The festival was held from August 28 through September 3, concurrent with the American Legion convention. Between 30,000 and 100,000 attended the event, held at Milo McIver State Park, near the city of Estacada. Admission was free of charge, so the gates to the event were not monitored (and accurate attendance figures were not available). On the busiest day of the festival, a line of automobiles ran 18 mi from the park gates to southeast Portland.

Per agreement with the governor, the police and the Oregon National Guard largely ignored non-violent offenses such as drug use and public nudity, both of which were present at the festival. The festival became known as "The Governor's Pot Party".

The music at the festival was primarily performed by local acts. Oregon bands featured at the concert included Brown Sugar with Lloyd Jones, Jacob's Ladder, Portland Zu, Mixed Blood, and concert openers TuTu Band. The media reported that many prominent national acts of the time would appear, including Santana, Jefferson Airplane, and Grateful Dead, but none did. Nationally known artists that did perform, though not rock bands, included blues harmonica player and singer Charlie Musselwhite and his blues band. Soul/R&B singer Gene Chandler also performed, backed by the band Funk. Ginger Baker of Cream came to visit the event but did not play. This did little to dampen the enthusiasm of the attendees.

The Vortex 1 festival was essentially divided in two areas: the first at the higher elevations of McIver Park, held a huge home-built stage made of huge Oregon timbers; and the second, below by the Clackamas River held a sprawling encampment. The Portland community-based activist groups tended collectively to the various needs of the festival. The food co-ops and organic restaurants put together a facility that provided free food for the tens of thousands of attendees. The community free clinics (Outside In and LookingGlass) provided medical care.
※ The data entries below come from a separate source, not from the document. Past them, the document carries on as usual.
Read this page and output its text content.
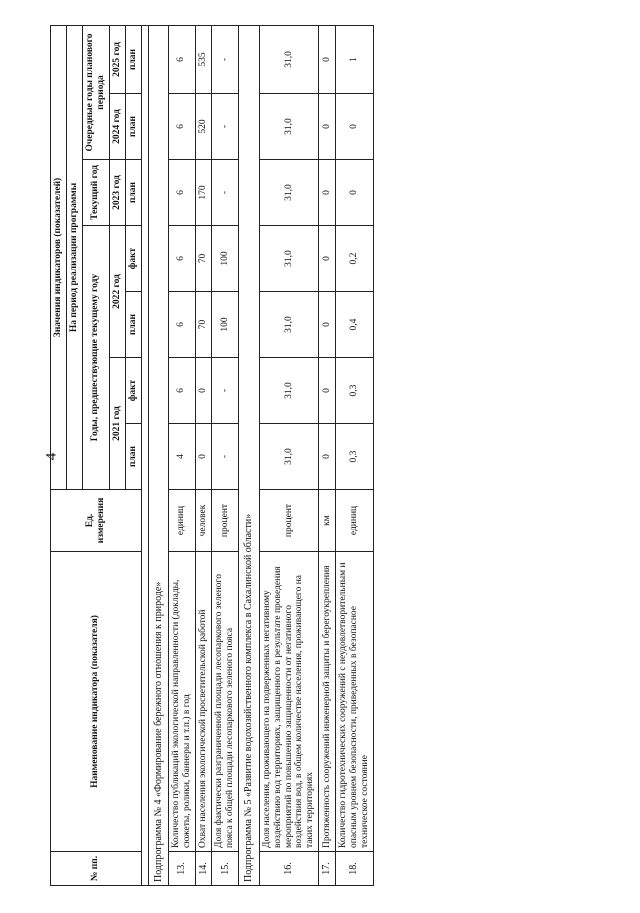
4
№ пп.	Наименование индикатора (показателя)	Ед. измерения	Значения индикаторов (показателей)						
			На период реализации программы						
			Годы, предшествующие текущему году				Текущий год	Очередные годы планового периода	
			2021 год		2022 год		2023 год	2024 год	2025 год
			план	факт	план	факт	план	план	план

Подпрограмма № 4 «Формирование бережного отношения к природе»									
13.	Количество публикаций экологической направленности (доклады, сюжеты, ролики, баннеры и т.п.) в год	единиц	4	6	6	6	6	6	6
14.	Охват населения экологической просветительской работой	человек	0	0	70	70	170	520	535
15.	Доля фактически разграниченной площади лесопаркового зеленого пояса к общей площади лесопаркового зеленого пояса	процент	-	-	100	100	-	-	-
Подпрограмма № 5 «Развитие водохозяйственного комплекса в Сахалинской области»									
16.	Доля населения, проживающего на подверженных негативному воздействию вод территориях, защищенного в результате проведения мероприятий по повышению защищенности от негативного воздействия вод, в общем количестве населения, проживающего на таких территориях	процент	31,0	31,0	31,0	31,0	31,0	31,0	31,0
17.	Протяженность сооружений инженерной защиты и берегоукрепления	км	0	0	0	0	0	0	0
18.	Количество гидротехнических сооружений с неудовлетворительным и опасным уровнем безопасности, приведенных в безопасное техническое состояние	единиц	0,3	0,3	0,4	0,2	0	0	1
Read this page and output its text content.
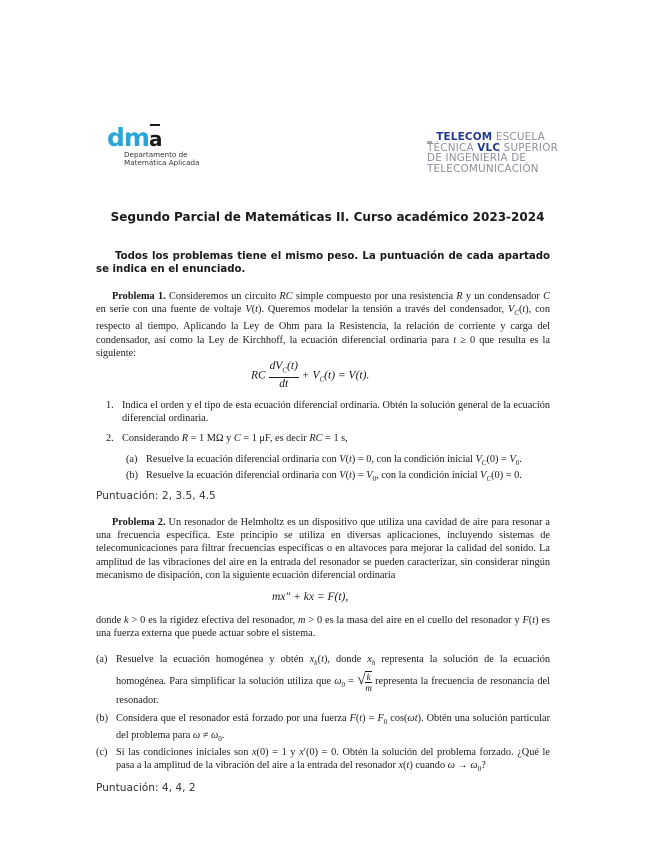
d m a
Departamento de
Matemática Aplicada
_ TELECOM ESCUELA
TÉCNICA VLC SUPERIOR
DE INGENIERÍA DE
TELECOMUNICACIÓN
Segundo Parcial de Matemáticas II. Curso académico 2023-2024
Todos los problemas tiene el mismo peso. La puntuación de cada apartado se indica en el enunciado.
Problema 1. Consideremos un circuito RC simple compuesto por una resistencia R y un condensador C en serie con una fuente de voltaje V(t). Queremos modelar la tensión a través del condensador, $V_C(t)$, con respecto al tiempo. Aplicando la Ley de Ohm para la Resistencia, la relación de corriente y carga del condensador, así como la Ley de Kirchhoff, la ecuación diferencial ordinaria para t ≥ 0 que resulta es la siguiente:
RC $\frac{dV_C(t)}{dt} + V_C(t) = V(t)$.
1. Indica el orden y el tipo de esta ecuación diferencial ordinaria. Obtén la solución general de la ecuación diferencial ordinaria.
2. Considerando R = 1 MΩ y C = 1 μF, es decir RC = 1 s,
(a) Resuelve la ecuación diferencial ordinaria con V(t) = 0, con la condición inicial $V_C(0) = V_0$.
(b) Resuelve la ecuación diferencial ordinaria con $V(t) = V_0$, con la condición inicial $V_C(0) = 0$.
Puntuación: 2, 3.5, 4.5
Problema 2. Un resonador de Helmholtz es un dispositivo que utiliza una cavidad de aire para resonar a una frecuencia específica. Este principio se utiliza en diversas aplicaciones, incluyendo sistemas de telecomunicaciones para filtrar frecuencias específicas o en altavoces para mejorar la calidad del sonido. La amplitud de las vibraciones del aire en la entrada del resonador se pueden caracterizar, sin considerar ningún mecanismo de disipación, con la siguiente ecuación diferencial ordinaria
mx″ + kx = F(t),
donde k > 0 es la rigidez efectiva del resonador, m > 0 es la masa del aire en el cuello del resonador y F(t) es una fuerza externa que puede actuar sobre el sistema.
(a) Resuelve la ecuación homogénea y obtén $x_h(t)$, donde $x_h$ representa la solución de la ecuación homogénea. Para simplificar la solución utiliza que $\omega_0$ = √ $\frac{k}{m}$ representa la frecuencia de resonancia del resonador.
(b) Considera que el resonador está forzado por una fuerza $F(t) = F_0$ cos(ωt). Obtén una solución particular del problema para $\omega \ne \omega_0$.
(c) Si las condiciones iniciales son x(0) = 1 y x′(0) = 0. Obtén la solución del problema forzado. ¿Qué le pasa a la amplitud de la vibración del aire a la entrada del resonador x(t) cuando $\omega \to \omega_0$?
Puntuación: 4, 4, 2
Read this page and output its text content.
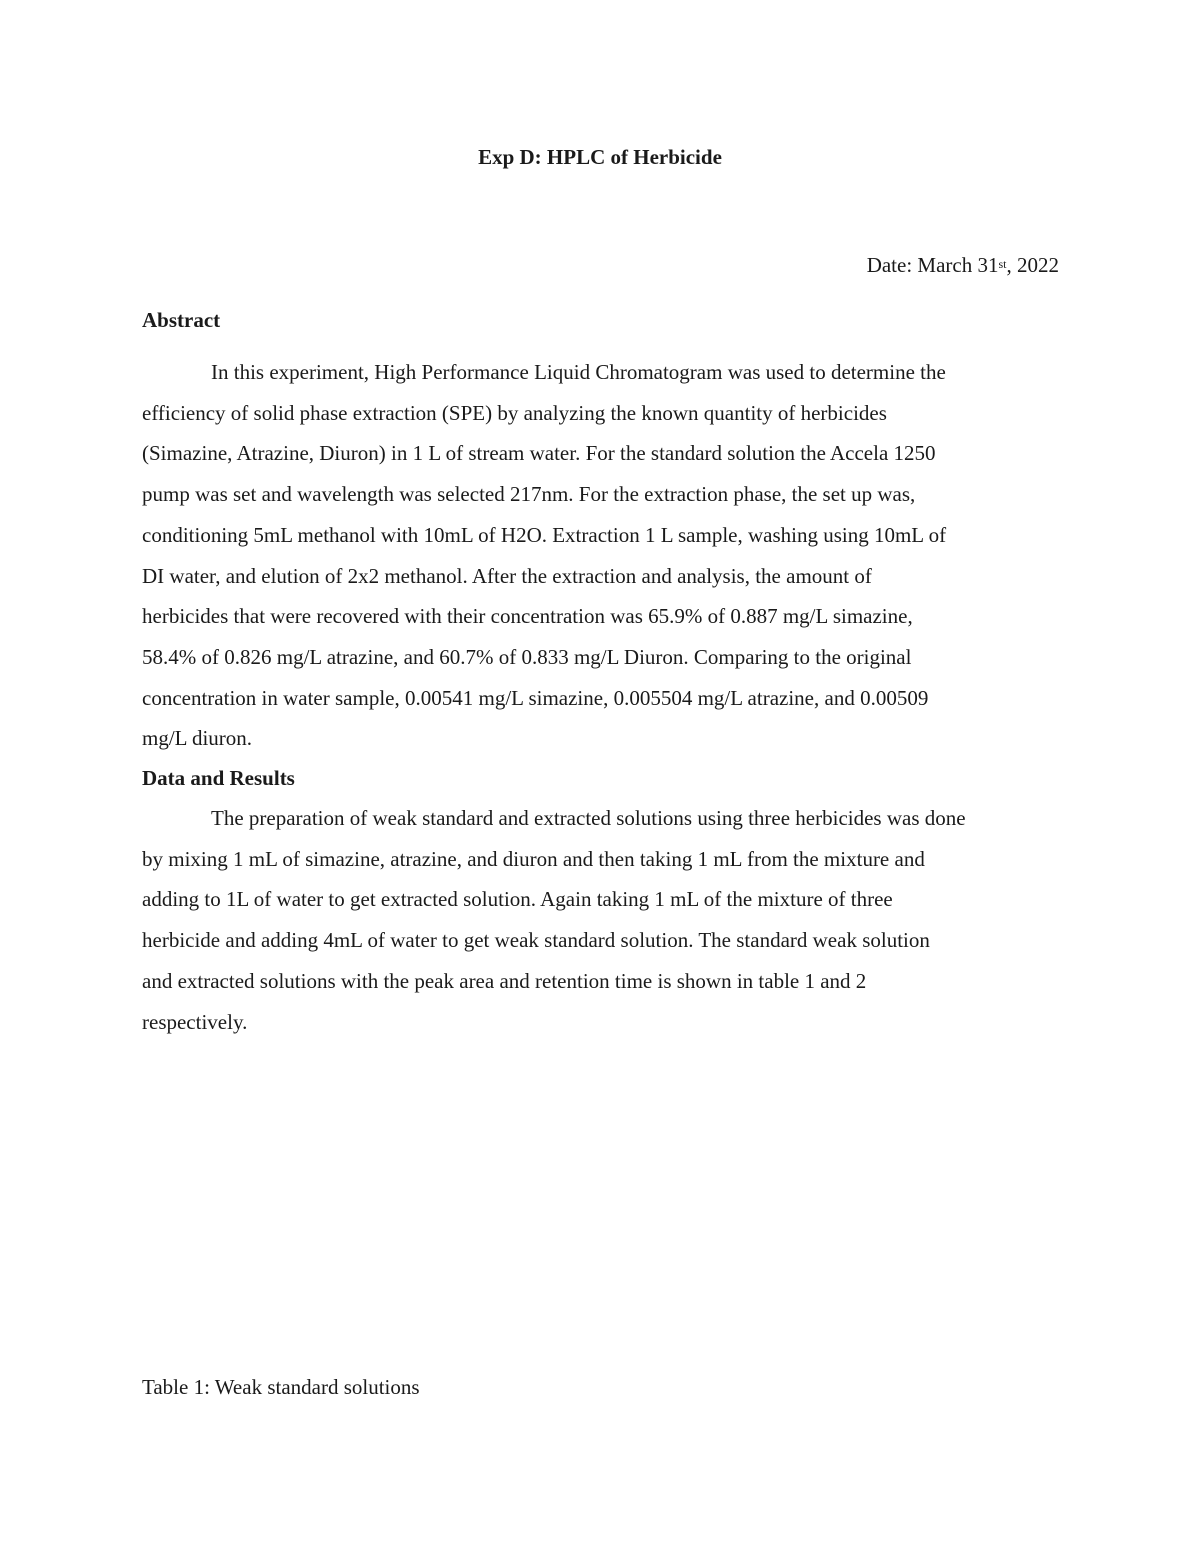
Exp D: HPLC of Herbicide
Date: March 31st, 2022
Abstract
In this experiment, High Performance Liquid Chromatogram was used to determine the
efficiency of solid phase extraction (SPE) by analyzing the known quantity of herbicides
(Simazine, Atrazine, Diuron) in 1 L of stream water. For the standard solution the Accela 1250
pump was set and wavelength was selected 217nm. For the extraction phase, the set up was,
conditioning 5mL methanol with 10mL of H2O. Extraction 1 L sample, washing using 10mL of
DI water, and elution of 2x2 methanol. After the extraction and analysis, the amount of
herbicides that were recovered with their concentration was 65.9% of 0.887 mg/L simazine,
58.4% of 0.826 mg/L atrazine, and 60.7% of 0.833 mg/L Diuron. Comparing to the original
concentration in water sample, 0.00541 mg/L simazine, 0.005504 mg/L atrazine, and 0.00509
mg/L diuron.
Data and Results
The preparation of weak standard and extracted solutions using three herbicides was done
by mixing 1 mL of simazine, atrazine, and diuron and then taking 1 mL from the mixture and
adding to 1L of water to get extracted solution. Again taking 1 mL of the mixture of three
herbicide and adding 4mL of water to get weak standard solution. The standard weak solution
and extracted solutions with the peak area and retention time is shown in table 1 and 2
respectively.
Table 1: Weak standard solutions
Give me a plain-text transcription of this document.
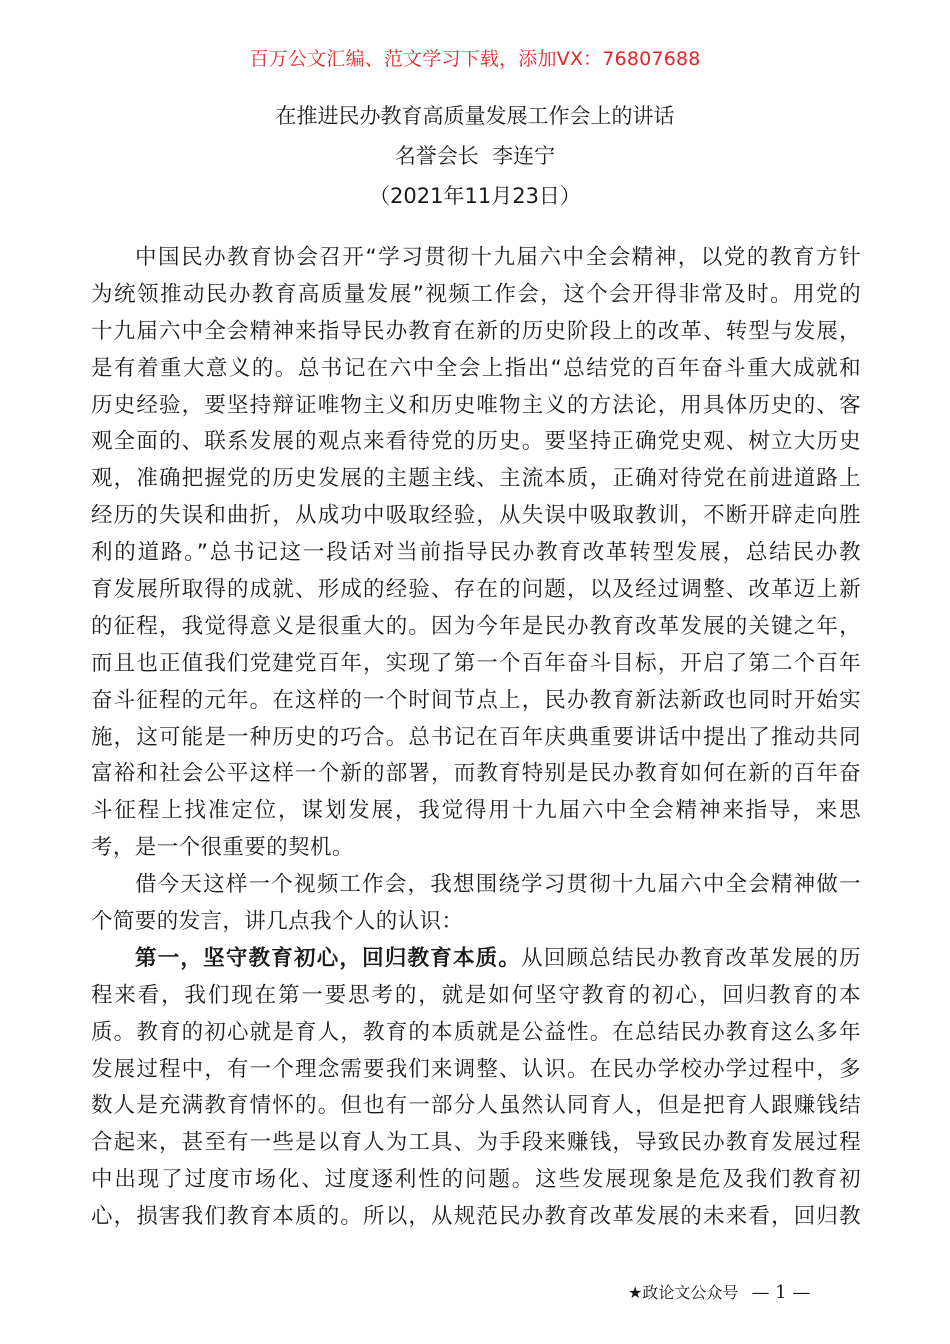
百万公文汇编、范文学习下载，添加VX：76807688
在推进民办教育高质量发展工作会上的讲话
名誉会长  李连宁
（2021年11月23日）
中国民办教育协会召开“学习贯彻十九届六中全会精神，以党的教育方针
为统领推动民办教育高质量发展”视频工作会，这个会开得非常及时。用党的
十九届六中全会精神来指导民办教育在新的历史阶段上的改革、转型与发展，
是有着重大意义的。总书记在六中全会上指出“总结党的百年奋斗重大成就和
历史经验，要坚持辩证唯物主义和历史唯物主义的方法论，用具体历史的、客
观全面的、联系发展的观点来看待党的历史。要坚持正确党史观、树立大历史
观，准确把握党的历史发展的主题主线、主流本质，正确对待党在前进道路上
经历的失误和曲折，从成功中吸取经验，从失误中吸取教训，不断开辟走向胜
利的道路。”总书记这一段话对当前指导民办教育改革转型发展，总结民办教
育发展所取得的成就、形成的经验、存在的问题，以及经过调整、改革迈上新
的征程，我觉得意义是很重大的。因为今年是民办教育改革发展的关键之年，
而且也正值我们党建党百年，实现了第一个百年奋斗目标，开启了第二个百年
奋斗征程的元年。在这样的一个时间节点上，民办教育新法新政也同时开始实
施，这可能是一种历史的巧合。总书记在百年庆典重要讲话中提出了推动共同
富裕和社会公平这样一个新的部署，而教育特别是民办教育如何在新的百年奋
斗征程上找准定位，谋划发展，我觉得用十九届六中全会精神来指导，来思
考，是一个很重要的契机。
借今天这样一个视频工作会，我想围绕学习贯彻十九届六中全会精神做一
个简要的发言，讲几点我个人的认识：
第一，坚守教育初心，回归教育本质。从回顾总结民办教育改革发展的历
程来看，我们现在第一要思考的，就是如何坚守教育的初心，回归教育的本
质。教育的初心就是育人，教育的本质就是公益性。在总结民办教育这么多年
发展过程中，有一个理念需要我们来调整、认识。在民办学校办学过程中，多
数人是充满教育情怀的。但也有一部分人虽然认同育人，但是把育人跟赚钱结
合起来，甚至有一些是以育人为工具、为手段来赚钱，导致民办教育发展过程
中出现了过度市场化、过度逐利性的问题。这些发展现象是危及我们教育初
心，损害我们教育本质的。所以，从规范民办教育改革发展的未来看，回归教
★政论文公众号 — 1 —
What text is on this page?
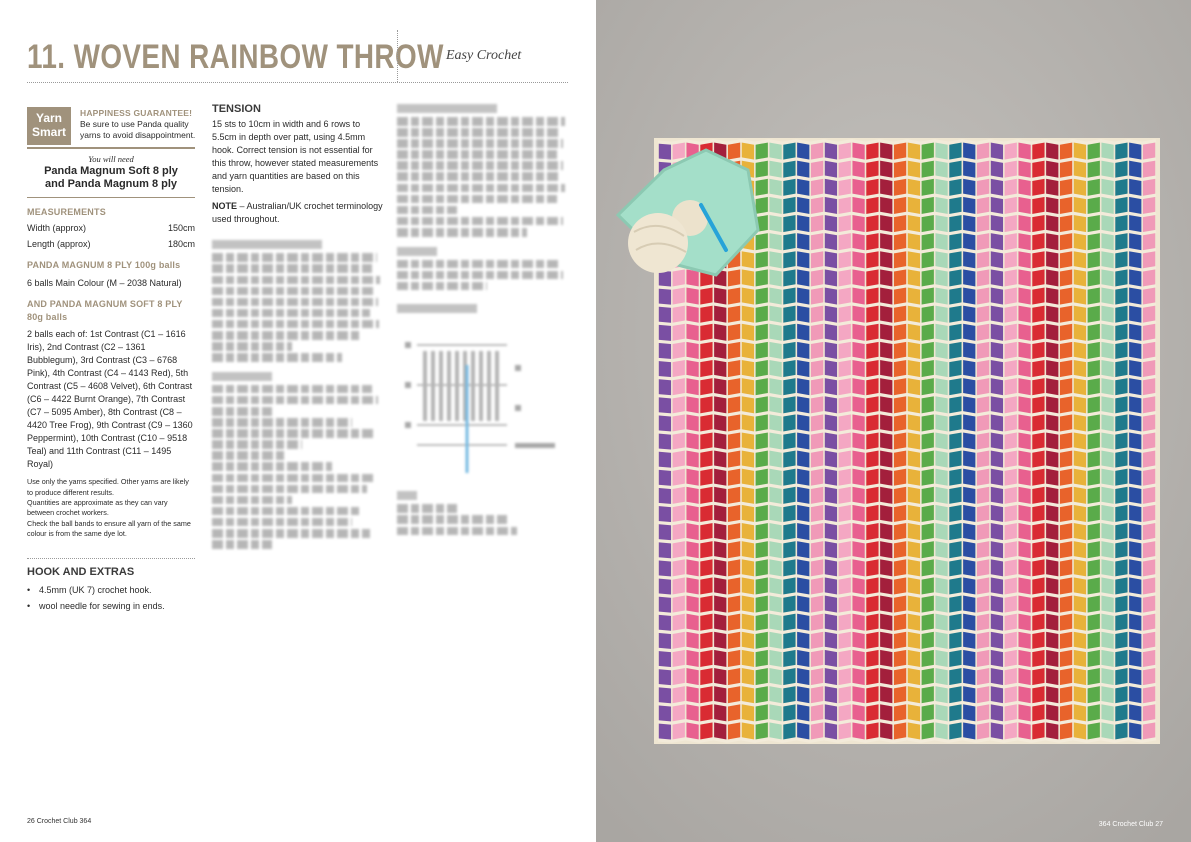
11. WOVEN RAINBOW THROW Easy Crochet
Yarn
Smart
HAPPINESS GUARANTEE!
Be sure to use Panda quality yarns to avoid disappointment.
You will need
Panda Magnum Soft 8 ply
and Panda Magnum 8 ply
MEASUREMENTS
Width (approx)	150cm
Length (approx)	180cm
PANDA MAGNUM 8 PLY 100g balls
6 balls Main Colour (M – 2038 Natural)
AND PANDA MAGNUM SOFT 8 PLY 80g balls
2 balls each of: 1st Contrast (C1 – 1616 Iris), 2nd Contrast (C2 – 1361 Bubblegum), 3rd Contrast (C3 – 6768 Pink), 4th Contrast (C4 – 4143 Red), 5th Contrast (C5 – 4608 Velvet), 6th Contrast (C6 – 4422 Burnt Orange), 7th Contrast (C7 – 5095 Amber), 8th Contrast (C8 – 4420 Tree Frog), 9th Contrast (C9 – 1360 Peppermint), 10th Contrast (C10 – 9518 Teal) and 11th Contrast (C11 – 1495 Royal)
Use only the yarns specified. Other yarns are likely to produce different results.
Quantities are approximate as they can vary between crochet workers.
Check the ball bands to ensure all yarn of the same colour is from the same dye lot.
HOOK AND EXTRAS
• 4.5mm (UK 7) crochet hook.
• wool needle for sewing in ends.
TENSION
15 sts to 10cm in width and 6 rows to 5.5cm in depth over patt, using 4.5mm hook. Correct tension is not essential for this throw, however stated measurements and yarn quantities are based on this tension.
NOTE – Australian/UK crochet terminology used throughout.
26 Crochet Club 364	364 Crochet Club 27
The motor heads parked the cars. The rock and roll halls from Portland ran the stage. Yoga groups held classes. Peace activist groups sponsored teach-ins and so on. It was truly a community-based, non-commercial event. The early pioneers of the Rainbow Gatherings worked there making an information booth, helping with security, lost children, supply trucks, stage building and that is where they took the name Rainbow Family.

==Aftermath==
Though no doubt aided by a last-minute cancellation by Nixon, the event had its desired effect. Both the American Legion convention and the anti-war activities of the Jamboree were carried out without any major incident. The concert was considered by many to be an excellent means of preventing violence; there was no interpersonal violence or harm, and the damage to property in Portland was limited to a single broken window. Far from committing political suicide, McCall won re-election that November, defeating opponent Robert W. Straub handily.

McCall later told Studs Terkel: "It was the damnedest confrontation you'll ever see. We took a park, 20 mi south of Portland, and turned it into an overnight bivouac and disco party.…There was a lot of pot smoking and skinny dipping, but nobody was killed."

Because the event was non-commercial, had no commercial backers and the performers were mostly local bands, the mainstream press largely ignored it as a music event, focusing instead on the political aspects. It was one of the largest rock and roll festivals of the era.